5 décembre: Macron veut que les partenaires sociaux dénoncent les violences (source gouvernementale)

PARIS, 21 novembre 2019 (AFP) – Emmanuel Macron veut que les partenaires sociaux condamnent clairement les violences avant la journée de grève interprofessionnelle du 5 décembre, et prévient que l’exécutif sera ferme face à d’éventuels débordements, a affirmé à des journalistes un membre du gouvernement.

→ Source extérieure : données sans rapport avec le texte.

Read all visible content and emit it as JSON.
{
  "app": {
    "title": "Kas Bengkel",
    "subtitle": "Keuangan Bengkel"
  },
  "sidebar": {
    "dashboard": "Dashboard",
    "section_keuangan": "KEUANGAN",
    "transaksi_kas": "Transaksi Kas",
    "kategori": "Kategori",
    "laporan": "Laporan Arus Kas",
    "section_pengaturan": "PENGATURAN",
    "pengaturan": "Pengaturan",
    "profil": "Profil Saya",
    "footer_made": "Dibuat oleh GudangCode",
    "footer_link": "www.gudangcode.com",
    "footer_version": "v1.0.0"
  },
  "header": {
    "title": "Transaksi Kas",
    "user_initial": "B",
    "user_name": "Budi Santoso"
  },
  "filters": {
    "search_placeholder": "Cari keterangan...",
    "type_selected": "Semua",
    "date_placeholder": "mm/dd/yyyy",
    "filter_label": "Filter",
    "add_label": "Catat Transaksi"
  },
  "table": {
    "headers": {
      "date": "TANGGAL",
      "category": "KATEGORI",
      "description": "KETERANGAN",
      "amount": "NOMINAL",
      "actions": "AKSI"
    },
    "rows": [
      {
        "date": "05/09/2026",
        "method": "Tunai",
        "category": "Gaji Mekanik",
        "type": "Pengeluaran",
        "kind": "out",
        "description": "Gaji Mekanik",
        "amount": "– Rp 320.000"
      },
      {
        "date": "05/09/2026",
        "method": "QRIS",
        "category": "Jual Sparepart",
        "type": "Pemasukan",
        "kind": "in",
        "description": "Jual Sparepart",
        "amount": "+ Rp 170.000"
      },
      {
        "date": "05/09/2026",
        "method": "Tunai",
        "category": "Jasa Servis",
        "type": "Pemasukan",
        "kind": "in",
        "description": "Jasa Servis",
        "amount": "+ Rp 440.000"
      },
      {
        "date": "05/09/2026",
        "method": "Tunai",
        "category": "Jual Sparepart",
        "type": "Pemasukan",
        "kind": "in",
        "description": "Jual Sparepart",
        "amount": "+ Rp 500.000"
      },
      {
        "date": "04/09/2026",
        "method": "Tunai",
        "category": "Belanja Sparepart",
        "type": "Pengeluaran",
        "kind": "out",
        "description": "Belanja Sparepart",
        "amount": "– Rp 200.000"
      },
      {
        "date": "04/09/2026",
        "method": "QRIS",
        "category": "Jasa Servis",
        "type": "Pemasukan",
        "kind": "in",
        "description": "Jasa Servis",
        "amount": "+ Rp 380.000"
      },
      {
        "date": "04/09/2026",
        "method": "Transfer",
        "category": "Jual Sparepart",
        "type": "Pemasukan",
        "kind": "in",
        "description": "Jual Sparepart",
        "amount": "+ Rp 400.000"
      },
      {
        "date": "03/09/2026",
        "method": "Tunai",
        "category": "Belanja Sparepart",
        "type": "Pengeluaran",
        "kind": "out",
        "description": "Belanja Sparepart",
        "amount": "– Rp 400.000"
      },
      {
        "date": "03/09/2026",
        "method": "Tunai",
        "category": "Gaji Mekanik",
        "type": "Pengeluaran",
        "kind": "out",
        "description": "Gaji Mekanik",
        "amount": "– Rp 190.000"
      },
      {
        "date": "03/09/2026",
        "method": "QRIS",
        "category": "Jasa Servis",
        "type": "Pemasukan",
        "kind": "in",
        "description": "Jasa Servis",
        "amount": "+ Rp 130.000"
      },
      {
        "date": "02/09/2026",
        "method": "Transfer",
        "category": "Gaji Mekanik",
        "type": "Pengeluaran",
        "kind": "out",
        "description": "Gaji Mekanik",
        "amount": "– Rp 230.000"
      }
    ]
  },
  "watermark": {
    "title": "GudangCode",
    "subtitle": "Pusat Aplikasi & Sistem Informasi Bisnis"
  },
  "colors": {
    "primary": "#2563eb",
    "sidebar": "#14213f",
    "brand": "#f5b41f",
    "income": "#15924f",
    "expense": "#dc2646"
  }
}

Le mouvement du 5 décembre est surveillé de très près par l’exécutif qui veut éviter une coagulation des revendications. Le chef de l’Etat a d’ailleurs décidé d’alléger son programme international autour de cette période, a indiqué son entourage.

Le président prévient qu' »en cas de violences, il y aura maintient de l’ordre », souligne le membre du gouvernement, rappelant que le défilé de samedi Place d’Italie pour les un an des gilets jaunes, initialement autorisé, avait été interdit peu avant son démarrage lorsqu’il avait été constaté la présence de casseurs.

« Pour Emmanuel Macron, il y a une ligne rouge: ce sont les violences », a ajouté cette source. « Le président veut que tous ceux qui appellent à manifester, notamment la CFDT Cheminots, condamnent clairement les violences » dans les jours qui viennent et assurent que l’objectif n’est pas de mettre le pays à feu et à sang, selon la même source.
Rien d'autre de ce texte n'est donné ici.